A hundred thousand years of economic history in 34 easily digestible chapters.

“The University of Utrecht taught in a different way to South Africa. It did not focus only on the economic effect of history but also the social science effect.

“I fell in love with economic history.”

Back home, he went into economic history at the University of Stellenbosch and spent lockdown converting 10 years of teaching undergraduate courses into 34 “easily digestible chapters”.

He said many South African students want to know what kind of job economic history will get them.

“It is a more liberal education,” Fourie explained, adding that international employers offered high paying jobs to people with both qualitative and quantitative training.

“Most economic history departments have disappeared or been incorporated into history or economics. It is sad that this has happened. Fortunately there is still an increasingly vibrant community abroad.

“I hope this book inspires some students to consider economic history.”

While he has identified potential gaps in South Africans’ knowledge about global economic history, the same applies to knowledge of their own continent.

“Every year I show my students a map with five African countries ‒ no small, unknown ones ‒ and one in five will know them.

“Curricula are so limited in exposing students to Africa more generally. The continent is so full of economic opportunities that are important to know about.”

Fourie starts his book by comparing the board game Monopoly, associated with individual wealth and prosperity, with Catan, associated with one’s prosperity depending on that of one’s neighbours.

He identifies more with Catan and the idea of facing the challenge of climate change with an attitude of innovation rather than “degrowth”.

“When the rich world says ‘we can reduce’, so you (the poorer) should also cut down is immoral.
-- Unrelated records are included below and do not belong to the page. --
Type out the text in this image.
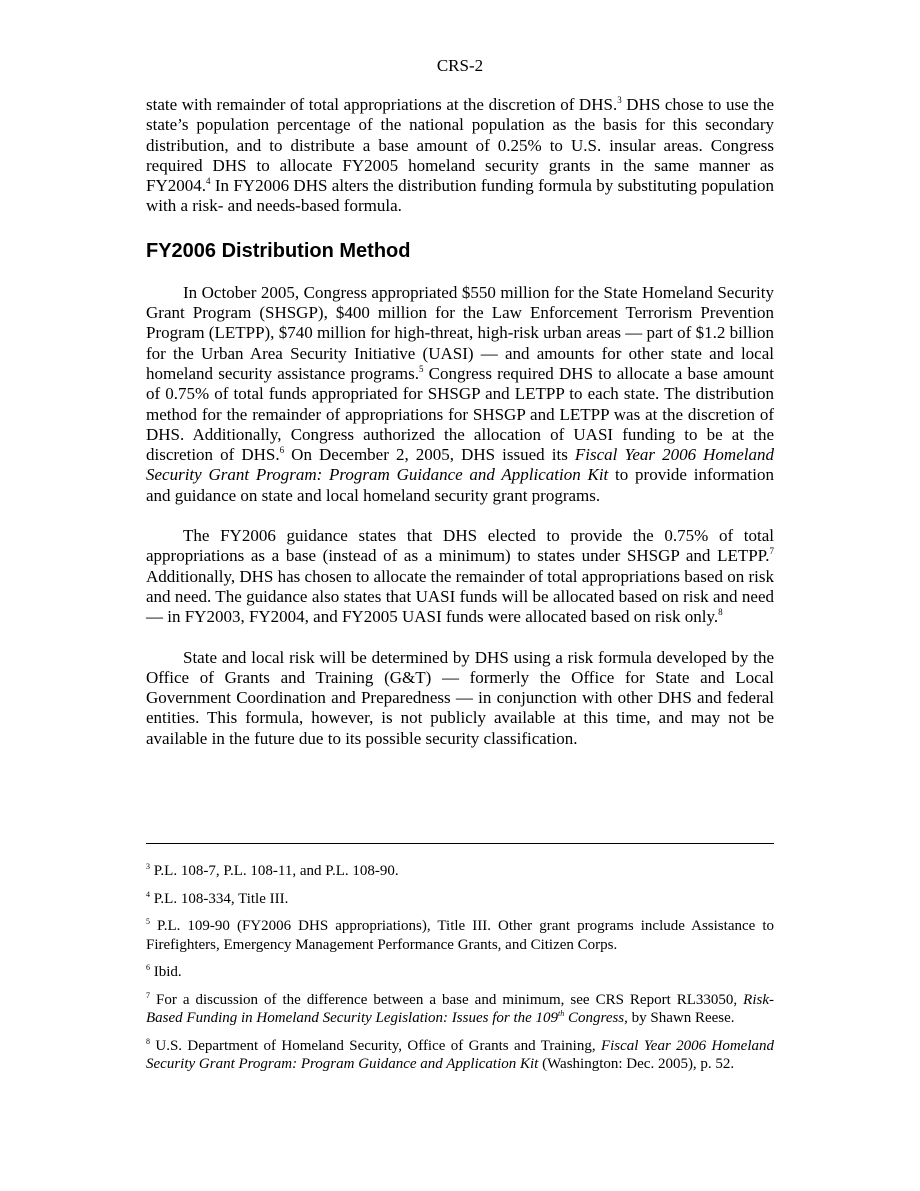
CRS-2

state with remainder of total appropriations at the discretion of DHS.$^3$ DHS chose to use the state’s population percentage of the national population as the basis for this secondary distribution, and to distribute a base amount of 0.25% to U.S. insular areas. Congress required DHS to allocate FY2005 homeland security grants in the same manner as FY2004.$^4$ In FY2006 DHS alters the distribution funding formula by substituting population with a risk- and needs-based formula.

FY2006 Distribution Method

In October 2005, Congress appropriated $550 million for the State Homeland Security Grant Program (SHSGP), $400 million for the Law Enforcement Terrorism Prevention Program (LETPP), $740 million for high-threat, high-risk urban areas — part of $1.2 billion for the Urban Area Security Initiative (UASI) — and amounts for other state and local homeland security assistance programs.$^5$ Congress required DHS to allocate a base amount of 0.75% of total funds appropriated for SHSGP and LETPP to each state. The distribution method for the remainder of appropriations for SHSGP and LETPP was at the discretion of DHS. Additionally, Congress authorized the allocation of UASI funding to be at the discretion of DHS.$^6$ On December 2, 2005, DHS issued its Fiscal Year 2006 Homeland Security Grant Program: Program Guidance and Application Kit to provide information and guidance on state and local homeland security grant programs.

The FY2006 guidance states that DHS elected to provide the 0.75% of total appropriations as a base (instead of as a minimum) to states under SHSGP and LETPP.$^7$ Additionally, DHS has chosen to allocate the remainder of total appropriations based on risk and need. The guidance also states that UASI funds will be allocated based on risk and need — in FY2003, FY2004, and FY2005 UASI funds were allocated based on risk only.$^8$

State and local risk will be determined by DHS using a risk formula developed by the Office of Grants and Training (G&T) — formerly the Office for State and Local Government Coordination and Preparedness — in conjunction with other DHS and federal entities. This formula, however, is not publicly available at this time, and may not be available in the future due to its possible security classification.

$^3$ P.L. 108-7, P.L. 108-11, and P.L. 108-90.

$^4$ P.L. 108-334, Title III.

$^5$ P.L. 109-90 (FY2006 DHS appropriations), Title III. Other grant programs include Assistance to Firefighters, Emergency Management Performance Grants, and Citizen Corps.

$^6$ Ibid.

$^7$ For a discussion of the difference between a base and minimum, see CRS Report RL33050, Risk-Based Funding in Homeland Security Legislation: Issues for the 109th Congress, by Shawn Reese.

$^8$ U.S. Department of Homeland Security, Office of Grants and Training, Fiscal Year 2006 Homeland Security Grant Program: Program Guidance and Application Kit (Washington: Dec. 2005), p. 52.
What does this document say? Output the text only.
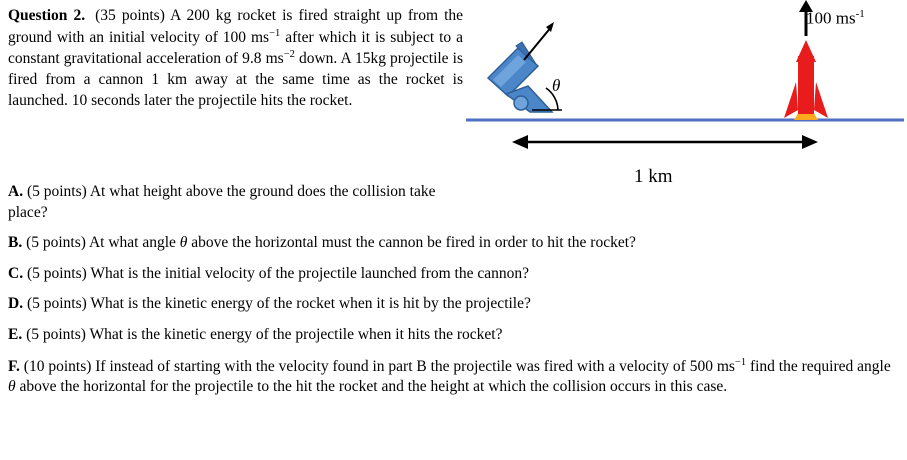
Question 2. (35 points) A 200 kg rocket is fired straight up from the ground with an initial velocity of 100 $ms^{-1}$ after which it is subject to a constant gravitational acceleration of 9.8 $ms^{-2}$ down. A 15kg projectile is fired from a cannon 1 km away at the same time as the rocket is launched. 10 seconds later the projectile hits the rocket.
100 $ms^{-1}$
θ
1 km
A. (5 points) At what height above the ground does the collision take place?
B. (5 points) At what angle θ above the horizontal must the cannon be fired in order to hit the rocket?
C. (5 points) What is the initial velocity of the projectile launched from the cannon?
D. (5 points) What is the kinetic energy of the rocket when it is hit by the projectile?
E. (5 points) What is the kinetic energy of the projectile when it hits the rocket?
F. (10 points) If instead of starting with the velocity found in part B the projectile was fired with a velocity of 500 $ms^{-1}$ find the required angle θ above the horizontal for the projectile to the hit the rocket and the height at which the collision occurs in this case.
Rather, there are ways to incentivise public sectors to use technical and innovative solutions.”

To have many solar power providers of electricity is better than having one coal-based provider, he argues.

“Solar is far less limiting than coal.”

In much the same vein, his epilogue, titled How do you win a World Cup? quotes a visiting scholar in 2010 suggesting giving every kid in the country a soccer ball.

“That will not make much difference a year or two before a global tournament. It will also do little towards South Africa’s chances at the 2014 or 2018 event.

“But by 2022 an entire new generation of kids would have grown up playing football. Some of them would have excelled.”